Sul fronte delle polveri sottili. Il valore limite giornaliero del PM10 è stato superato in 45 aree urbane. Le situazioni più critiche a Frosinone, Pavia, Vicenza, Milano e Torino, mentre le città “virtuose” sono Livorno, Siena, La Spezia, Bolzano, Macerata, Trapani e Sassari.

I comuni capoluogo si caratterizzano anche per valori di produzione pro capite di rifiuti generalmente superiori alla media nazionale (488 kg/abitante per anno) e contribuiscono per quasi il 29% al totale della raccolta differenziata nazionale. Treviso, Pordenone, Mantova, Belluno e Trento raccolgono in differenziata oltre il 70% dei rifiuti urbani; al contrario a Isernia, Messina, Siracusa, Palermo e Enna meno del 10% .

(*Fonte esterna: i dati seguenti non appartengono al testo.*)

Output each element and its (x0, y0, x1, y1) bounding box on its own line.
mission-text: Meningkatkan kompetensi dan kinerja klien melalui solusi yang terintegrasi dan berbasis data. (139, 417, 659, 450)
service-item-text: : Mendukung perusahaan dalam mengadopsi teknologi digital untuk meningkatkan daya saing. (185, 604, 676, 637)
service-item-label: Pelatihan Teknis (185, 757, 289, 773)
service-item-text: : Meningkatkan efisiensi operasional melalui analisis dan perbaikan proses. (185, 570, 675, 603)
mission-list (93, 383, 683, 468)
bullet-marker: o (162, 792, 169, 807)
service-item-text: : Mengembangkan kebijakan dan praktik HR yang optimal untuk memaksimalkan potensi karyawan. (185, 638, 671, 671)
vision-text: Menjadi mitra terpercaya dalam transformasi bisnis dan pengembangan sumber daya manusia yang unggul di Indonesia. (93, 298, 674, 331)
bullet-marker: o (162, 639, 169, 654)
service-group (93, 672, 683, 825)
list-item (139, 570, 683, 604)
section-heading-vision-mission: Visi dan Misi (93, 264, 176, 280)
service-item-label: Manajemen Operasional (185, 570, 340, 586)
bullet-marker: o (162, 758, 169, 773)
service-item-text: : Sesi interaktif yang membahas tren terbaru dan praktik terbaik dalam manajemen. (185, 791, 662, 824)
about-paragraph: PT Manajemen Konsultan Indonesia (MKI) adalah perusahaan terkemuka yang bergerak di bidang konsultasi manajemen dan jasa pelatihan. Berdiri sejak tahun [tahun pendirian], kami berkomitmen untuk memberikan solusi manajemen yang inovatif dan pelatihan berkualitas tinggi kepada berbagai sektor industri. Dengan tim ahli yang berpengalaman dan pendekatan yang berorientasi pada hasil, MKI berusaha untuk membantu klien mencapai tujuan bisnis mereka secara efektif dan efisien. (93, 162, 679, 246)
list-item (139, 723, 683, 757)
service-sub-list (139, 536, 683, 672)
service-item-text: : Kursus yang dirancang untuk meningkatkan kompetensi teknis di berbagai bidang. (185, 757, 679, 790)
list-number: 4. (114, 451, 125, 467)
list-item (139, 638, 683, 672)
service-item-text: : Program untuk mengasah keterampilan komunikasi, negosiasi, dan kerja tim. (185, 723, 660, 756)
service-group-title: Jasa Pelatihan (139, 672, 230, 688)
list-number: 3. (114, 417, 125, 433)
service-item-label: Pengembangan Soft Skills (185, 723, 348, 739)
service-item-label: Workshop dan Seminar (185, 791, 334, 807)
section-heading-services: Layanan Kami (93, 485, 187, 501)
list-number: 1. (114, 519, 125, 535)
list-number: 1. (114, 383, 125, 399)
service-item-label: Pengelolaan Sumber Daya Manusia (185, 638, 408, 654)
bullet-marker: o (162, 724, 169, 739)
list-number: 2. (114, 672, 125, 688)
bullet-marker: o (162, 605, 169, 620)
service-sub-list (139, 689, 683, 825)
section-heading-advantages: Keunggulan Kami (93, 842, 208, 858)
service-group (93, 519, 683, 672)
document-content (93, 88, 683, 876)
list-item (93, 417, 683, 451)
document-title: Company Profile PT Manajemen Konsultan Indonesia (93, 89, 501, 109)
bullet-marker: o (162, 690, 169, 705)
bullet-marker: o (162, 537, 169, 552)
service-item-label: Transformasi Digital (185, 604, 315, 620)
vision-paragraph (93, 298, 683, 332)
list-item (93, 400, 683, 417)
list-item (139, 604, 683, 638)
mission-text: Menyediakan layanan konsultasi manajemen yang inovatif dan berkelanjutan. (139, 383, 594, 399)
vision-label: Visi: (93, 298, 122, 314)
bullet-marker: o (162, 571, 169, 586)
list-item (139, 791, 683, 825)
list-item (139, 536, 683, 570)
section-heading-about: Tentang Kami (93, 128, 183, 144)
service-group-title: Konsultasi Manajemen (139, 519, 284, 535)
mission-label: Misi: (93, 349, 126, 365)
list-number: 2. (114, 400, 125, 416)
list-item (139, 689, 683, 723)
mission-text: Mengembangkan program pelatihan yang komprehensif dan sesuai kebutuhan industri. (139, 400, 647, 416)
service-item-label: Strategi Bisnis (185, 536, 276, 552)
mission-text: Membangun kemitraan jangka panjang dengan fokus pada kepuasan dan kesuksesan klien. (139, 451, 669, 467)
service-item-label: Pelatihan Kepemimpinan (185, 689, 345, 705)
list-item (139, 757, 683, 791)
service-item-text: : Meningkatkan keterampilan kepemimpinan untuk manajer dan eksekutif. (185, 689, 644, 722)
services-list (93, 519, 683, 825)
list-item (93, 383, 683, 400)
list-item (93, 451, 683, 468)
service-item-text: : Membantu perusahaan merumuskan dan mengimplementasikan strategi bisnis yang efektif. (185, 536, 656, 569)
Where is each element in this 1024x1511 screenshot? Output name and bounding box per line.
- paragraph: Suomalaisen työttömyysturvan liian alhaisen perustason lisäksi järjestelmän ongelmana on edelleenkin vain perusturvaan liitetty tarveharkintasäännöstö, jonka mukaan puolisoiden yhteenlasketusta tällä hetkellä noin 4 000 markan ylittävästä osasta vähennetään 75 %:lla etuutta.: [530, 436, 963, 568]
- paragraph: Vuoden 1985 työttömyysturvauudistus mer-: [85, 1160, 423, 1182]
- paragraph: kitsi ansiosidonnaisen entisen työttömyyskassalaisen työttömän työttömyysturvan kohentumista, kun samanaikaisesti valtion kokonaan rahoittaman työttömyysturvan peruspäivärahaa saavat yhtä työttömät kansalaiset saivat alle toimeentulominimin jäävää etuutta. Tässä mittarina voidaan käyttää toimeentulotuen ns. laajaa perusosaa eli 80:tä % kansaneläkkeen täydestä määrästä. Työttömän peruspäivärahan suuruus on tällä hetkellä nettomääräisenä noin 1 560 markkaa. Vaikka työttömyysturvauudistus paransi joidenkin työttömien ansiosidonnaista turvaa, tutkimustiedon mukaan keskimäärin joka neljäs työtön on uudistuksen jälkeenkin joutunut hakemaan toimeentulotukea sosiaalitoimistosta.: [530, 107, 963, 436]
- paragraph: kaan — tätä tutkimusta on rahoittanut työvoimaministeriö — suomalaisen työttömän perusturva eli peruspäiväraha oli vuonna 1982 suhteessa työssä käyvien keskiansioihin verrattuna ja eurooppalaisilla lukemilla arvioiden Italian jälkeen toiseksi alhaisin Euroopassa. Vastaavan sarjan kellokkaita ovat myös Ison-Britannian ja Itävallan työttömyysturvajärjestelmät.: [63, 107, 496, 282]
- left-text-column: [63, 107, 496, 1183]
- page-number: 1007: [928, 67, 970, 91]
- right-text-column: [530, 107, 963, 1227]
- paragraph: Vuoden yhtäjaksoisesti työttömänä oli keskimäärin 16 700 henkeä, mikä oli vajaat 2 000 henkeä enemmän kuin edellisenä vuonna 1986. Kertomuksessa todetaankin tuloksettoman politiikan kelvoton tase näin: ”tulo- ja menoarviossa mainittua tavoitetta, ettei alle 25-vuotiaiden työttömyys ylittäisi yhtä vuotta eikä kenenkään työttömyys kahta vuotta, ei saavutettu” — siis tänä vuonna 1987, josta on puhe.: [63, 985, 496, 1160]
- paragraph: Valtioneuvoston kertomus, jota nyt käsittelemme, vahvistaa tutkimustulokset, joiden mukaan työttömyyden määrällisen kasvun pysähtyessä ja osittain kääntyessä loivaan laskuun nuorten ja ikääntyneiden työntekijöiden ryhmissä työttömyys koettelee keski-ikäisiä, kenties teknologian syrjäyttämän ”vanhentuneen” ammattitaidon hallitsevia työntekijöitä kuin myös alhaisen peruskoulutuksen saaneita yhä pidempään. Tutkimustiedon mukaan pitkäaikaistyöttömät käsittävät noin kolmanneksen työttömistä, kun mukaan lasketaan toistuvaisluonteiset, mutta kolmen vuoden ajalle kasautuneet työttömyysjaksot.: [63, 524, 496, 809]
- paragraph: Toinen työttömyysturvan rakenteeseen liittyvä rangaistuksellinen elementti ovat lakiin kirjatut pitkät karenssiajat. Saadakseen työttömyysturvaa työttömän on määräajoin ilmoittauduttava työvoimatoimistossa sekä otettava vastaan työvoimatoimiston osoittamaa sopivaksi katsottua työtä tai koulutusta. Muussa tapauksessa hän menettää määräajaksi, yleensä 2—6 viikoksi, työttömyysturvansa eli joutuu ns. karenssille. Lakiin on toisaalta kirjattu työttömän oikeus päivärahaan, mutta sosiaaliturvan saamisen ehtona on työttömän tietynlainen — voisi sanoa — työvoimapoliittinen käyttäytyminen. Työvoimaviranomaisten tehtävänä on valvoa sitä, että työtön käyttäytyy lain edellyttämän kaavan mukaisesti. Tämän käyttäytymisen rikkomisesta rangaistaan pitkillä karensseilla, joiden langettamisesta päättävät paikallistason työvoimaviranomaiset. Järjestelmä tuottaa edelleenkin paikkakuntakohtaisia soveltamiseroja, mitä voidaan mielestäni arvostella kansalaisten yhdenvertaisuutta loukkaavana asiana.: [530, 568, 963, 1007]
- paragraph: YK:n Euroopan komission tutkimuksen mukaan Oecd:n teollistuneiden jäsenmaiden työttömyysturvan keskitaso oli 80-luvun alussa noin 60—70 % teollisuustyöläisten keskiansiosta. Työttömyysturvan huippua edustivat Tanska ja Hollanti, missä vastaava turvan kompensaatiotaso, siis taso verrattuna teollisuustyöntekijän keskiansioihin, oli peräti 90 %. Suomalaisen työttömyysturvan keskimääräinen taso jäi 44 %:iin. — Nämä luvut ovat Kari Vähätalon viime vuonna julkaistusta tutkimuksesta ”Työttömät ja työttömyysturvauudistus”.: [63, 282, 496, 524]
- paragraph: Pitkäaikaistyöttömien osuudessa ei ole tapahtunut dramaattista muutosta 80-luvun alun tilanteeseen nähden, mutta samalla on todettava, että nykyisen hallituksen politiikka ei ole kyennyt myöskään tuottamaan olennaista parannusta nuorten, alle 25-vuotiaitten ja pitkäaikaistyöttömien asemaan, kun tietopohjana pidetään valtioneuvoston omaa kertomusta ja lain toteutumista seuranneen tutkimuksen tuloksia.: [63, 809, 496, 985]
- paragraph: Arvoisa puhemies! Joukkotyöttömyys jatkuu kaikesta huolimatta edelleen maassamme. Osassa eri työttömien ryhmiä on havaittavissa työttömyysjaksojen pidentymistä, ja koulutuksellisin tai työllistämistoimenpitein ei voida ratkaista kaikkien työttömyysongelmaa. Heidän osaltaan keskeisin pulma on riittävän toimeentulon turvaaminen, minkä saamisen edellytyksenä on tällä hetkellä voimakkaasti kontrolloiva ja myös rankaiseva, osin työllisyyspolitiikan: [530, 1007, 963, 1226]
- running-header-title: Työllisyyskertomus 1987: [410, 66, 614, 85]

Non meno significativo è il capitolo “povertà e abbandono scolastico”. Critici, invece, i livelli di abbandono scolastico a Caltanissetta (41,7%), Palermo (40,1%), Catania (38,6%) e Prato (38,5%), mentre le città con minore dispersione scolastica sono Benevento (14,3%), Frosinone (15,1%), Ancona (15,5%), Perugia (17,8%) e Isernia (17,9 per cento).